IEEE Trans Image Process. 2017 Feb;26(2):994-1003. doi: 10.1109/TIP.2016.2639440. Epub 2016 Dec 14.
Motivated by the fact that image patches could be inherently represented by matrices, single-image super-resolution is treated as a problem of learning regression operators in a matrix space in this paper. The regression operators that map low-resolution image patches to high-resolution image patches are generally defined by the left and right multiplication operators. The pairwise operators are, respectively, used to extract the raw and column information of low-resolution image patches for recovering high-resolution estimations. The patch-based regression algorithm possesses three favorable properties. First, the proposed super-resolution algorithm is efficient during both training and testing, because image patches are treated as matrices. Second, the data storage requirement of the optimal pairwise operator is far less than most popular single-image super-resolution algorithms, because only two small sized matrices need to be stored.
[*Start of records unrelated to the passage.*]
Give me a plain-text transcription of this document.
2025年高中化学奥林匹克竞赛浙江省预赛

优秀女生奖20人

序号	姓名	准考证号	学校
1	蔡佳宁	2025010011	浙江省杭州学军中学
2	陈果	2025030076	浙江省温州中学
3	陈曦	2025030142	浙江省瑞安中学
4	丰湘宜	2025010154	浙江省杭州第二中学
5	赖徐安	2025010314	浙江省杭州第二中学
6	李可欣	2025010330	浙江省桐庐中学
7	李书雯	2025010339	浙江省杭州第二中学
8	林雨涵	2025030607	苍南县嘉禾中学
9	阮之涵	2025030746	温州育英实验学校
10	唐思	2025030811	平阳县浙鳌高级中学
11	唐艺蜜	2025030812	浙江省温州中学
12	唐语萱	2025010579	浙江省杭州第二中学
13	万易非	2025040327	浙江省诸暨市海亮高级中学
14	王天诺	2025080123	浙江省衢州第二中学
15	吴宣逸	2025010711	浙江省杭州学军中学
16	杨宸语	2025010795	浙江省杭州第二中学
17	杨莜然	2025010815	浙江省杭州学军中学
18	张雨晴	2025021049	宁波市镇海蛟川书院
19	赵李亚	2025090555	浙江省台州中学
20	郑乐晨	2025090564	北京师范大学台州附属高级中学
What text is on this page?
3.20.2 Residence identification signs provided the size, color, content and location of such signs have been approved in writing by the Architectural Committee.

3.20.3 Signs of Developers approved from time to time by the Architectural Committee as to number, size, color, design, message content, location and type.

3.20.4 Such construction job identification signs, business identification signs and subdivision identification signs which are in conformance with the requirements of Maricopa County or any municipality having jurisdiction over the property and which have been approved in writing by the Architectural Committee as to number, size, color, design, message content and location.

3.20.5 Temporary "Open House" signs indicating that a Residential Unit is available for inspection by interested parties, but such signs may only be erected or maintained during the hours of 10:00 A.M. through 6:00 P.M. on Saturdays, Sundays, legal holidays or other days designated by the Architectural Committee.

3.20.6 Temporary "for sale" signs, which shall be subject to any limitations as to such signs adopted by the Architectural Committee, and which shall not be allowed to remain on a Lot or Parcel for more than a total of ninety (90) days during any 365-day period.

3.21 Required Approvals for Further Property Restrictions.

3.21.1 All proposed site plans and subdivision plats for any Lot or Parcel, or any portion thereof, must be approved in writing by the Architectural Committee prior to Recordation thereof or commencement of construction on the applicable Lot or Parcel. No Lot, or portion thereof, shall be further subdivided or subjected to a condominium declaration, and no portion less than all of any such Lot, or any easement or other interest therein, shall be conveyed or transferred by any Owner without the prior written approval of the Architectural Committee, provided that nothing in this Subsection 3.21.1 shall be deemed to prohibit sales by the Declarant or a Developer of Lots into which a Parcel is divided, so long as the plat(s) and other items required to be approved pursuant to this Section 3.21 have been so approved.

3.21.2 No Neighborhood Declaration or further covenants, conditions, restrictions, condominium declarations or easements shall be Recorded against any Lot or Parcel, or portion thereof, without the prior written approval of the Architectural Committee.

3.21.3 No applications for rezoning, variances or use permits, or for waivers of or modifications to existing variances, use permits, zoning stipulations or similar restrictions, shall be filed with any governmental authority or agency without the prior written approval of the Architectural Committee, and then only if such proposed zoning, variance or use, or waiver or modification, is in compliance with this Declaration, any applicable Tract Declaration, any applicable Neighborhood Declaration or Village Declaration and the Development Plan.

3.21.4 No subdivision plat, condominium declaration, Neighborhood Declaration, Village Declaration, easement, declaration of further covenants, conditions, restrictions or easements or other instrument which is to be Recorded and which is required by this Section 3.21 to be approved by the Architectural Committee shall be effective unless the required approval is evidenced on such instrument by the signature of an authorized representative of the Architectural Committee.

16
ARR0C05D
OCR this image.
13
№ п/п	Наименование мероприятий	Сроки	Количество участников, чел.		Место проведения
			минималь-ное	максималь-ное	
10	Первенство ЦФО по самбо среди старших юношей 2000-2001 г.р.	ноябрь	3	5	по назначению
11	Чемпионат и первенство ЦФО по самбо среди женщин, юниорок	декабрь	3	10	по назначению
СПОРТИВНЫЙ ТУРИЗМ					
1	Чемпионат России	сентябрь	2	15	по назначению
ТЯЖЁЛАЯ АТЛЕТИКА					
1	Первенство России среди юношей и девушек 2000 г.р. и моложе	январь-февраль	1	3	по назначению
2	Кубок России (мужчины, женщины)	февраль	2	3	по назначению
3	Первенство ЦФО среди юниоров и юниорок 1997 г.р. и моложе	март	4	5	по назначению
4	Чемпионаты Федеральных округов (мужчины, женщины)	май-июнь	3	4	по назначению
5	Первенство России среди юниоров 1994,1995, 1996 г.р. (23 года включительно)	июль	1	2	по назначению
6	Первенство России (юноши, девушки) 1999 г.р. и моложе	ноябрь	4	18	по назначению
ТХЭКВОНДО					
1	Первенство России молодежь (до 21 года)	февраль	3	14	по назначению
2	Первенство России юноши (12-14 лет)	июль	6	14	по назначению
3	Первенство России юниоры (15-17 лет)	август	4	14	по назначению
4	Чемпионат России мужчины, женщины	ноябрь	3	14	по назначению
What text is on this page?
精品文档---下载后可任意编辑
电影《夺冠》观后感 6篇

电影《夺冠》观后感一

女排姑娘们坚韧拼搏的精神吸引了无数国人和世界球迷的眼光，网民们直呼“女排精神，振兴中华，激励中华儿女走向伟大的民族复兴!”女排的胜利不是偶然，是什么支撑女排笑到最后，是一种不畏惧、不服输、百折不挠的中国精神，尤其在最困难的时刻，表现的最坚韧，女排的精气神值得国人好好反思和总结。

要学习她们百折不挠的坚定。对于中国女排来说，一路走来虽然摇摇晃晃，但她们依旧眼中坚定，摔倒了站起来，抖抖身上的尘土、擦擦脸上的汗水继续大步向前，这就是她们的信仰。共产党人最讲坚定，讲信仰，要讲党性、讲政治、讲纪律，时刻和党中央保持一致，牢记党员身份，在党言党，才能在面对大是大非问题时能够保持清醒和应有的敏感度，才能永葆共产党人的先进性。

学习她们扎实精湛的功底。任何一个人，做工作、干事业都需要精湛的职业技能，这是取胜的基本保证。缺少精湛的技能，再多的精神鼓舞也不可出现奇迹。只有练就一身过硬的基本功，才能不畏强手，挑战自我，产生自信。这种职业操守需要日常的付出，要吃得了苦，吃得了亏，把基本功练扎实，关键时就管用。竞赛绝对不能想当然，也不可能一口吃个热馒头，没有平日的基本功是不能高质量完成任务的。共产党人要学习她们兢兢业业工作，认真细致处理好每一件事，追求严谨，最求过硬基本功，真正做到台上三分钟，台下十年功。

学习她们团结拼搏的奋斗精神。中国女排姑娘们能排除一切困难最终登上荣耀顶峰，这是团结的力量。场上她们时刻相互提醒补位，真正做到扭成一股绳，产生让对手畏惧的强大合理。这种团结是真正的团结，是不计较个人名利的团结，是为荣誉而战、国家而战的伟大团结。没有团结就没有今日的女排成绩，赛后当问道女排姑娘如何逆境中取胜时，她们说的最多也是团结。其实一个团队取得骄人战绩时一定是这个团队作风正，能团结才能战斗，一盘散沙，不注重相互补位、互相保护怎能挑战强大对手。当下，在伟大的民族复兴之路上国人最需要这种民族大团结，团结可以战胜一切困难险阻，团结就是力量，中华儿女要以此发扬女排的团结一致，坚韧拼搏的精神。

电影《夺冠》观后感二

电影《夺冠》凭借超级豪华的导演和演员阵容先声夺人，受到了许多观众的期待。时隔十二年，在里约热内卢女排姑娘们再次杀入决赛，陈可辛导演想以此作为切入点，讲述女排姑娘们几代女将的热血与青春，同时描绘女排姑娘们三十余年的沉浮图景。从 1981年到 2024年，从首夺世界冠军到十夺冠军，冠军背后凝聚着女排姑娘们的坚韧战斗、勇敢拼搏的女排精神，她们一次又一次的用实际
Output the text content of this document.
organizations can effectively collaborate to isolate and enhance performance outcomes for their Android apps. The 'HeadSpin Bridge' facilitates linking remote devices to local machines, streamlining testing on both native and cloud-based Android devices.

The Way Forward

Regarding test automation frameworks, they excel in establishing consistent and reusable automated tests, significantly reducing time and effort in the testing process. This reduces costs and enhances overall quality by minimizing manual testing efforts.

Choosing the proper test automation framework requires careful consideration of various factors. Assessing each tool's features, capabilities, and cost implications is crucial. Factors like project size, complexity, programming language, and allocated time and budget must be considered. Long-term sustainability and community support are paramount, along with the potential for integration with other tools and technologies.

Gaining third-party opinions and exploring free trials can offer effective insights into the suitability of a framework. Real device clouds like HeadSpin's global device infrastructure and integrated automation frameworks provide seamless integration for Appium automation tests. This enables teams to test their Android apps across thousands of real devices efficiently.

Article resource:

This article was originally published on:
Last, the super-resolution performance is competitive with most popular single-image super-resolution algorithms, because both raw and column information of image patches is considered. Experimental results show the efficiency and effectiveness of the proposed patch-based single-image super-resolution algorithm.
鉴于图像块可以由矩阵固有地表示,本文将单图像超分辨率视为在矩阵空间中学习回归算子的问题。将低分辨率图像块映射到高分辨率图像块的回归算子通常由左右乘法算子定义。成对算子分别用于提取低分辨率图像块的行和列信息以恢复高分辨率估计。基于块的回归算法具有三个良好特性。首先,所提出的超分辨率算法在训练和测试期间都很高效,因为图像块被视为矩阵。其次,最优成对算子的数据存储需求远小于大多数流行的单图像超分辨率算法,因为只需要存储两个小尺寸矩阵。最后,超分辨率性能与大多数流行的单图像超分辨率算法具有竞争力,因为考虑了图像块的行和列信息。实验结果表明了所提出的基于块的单图像超分辨率算法的效率和有效性。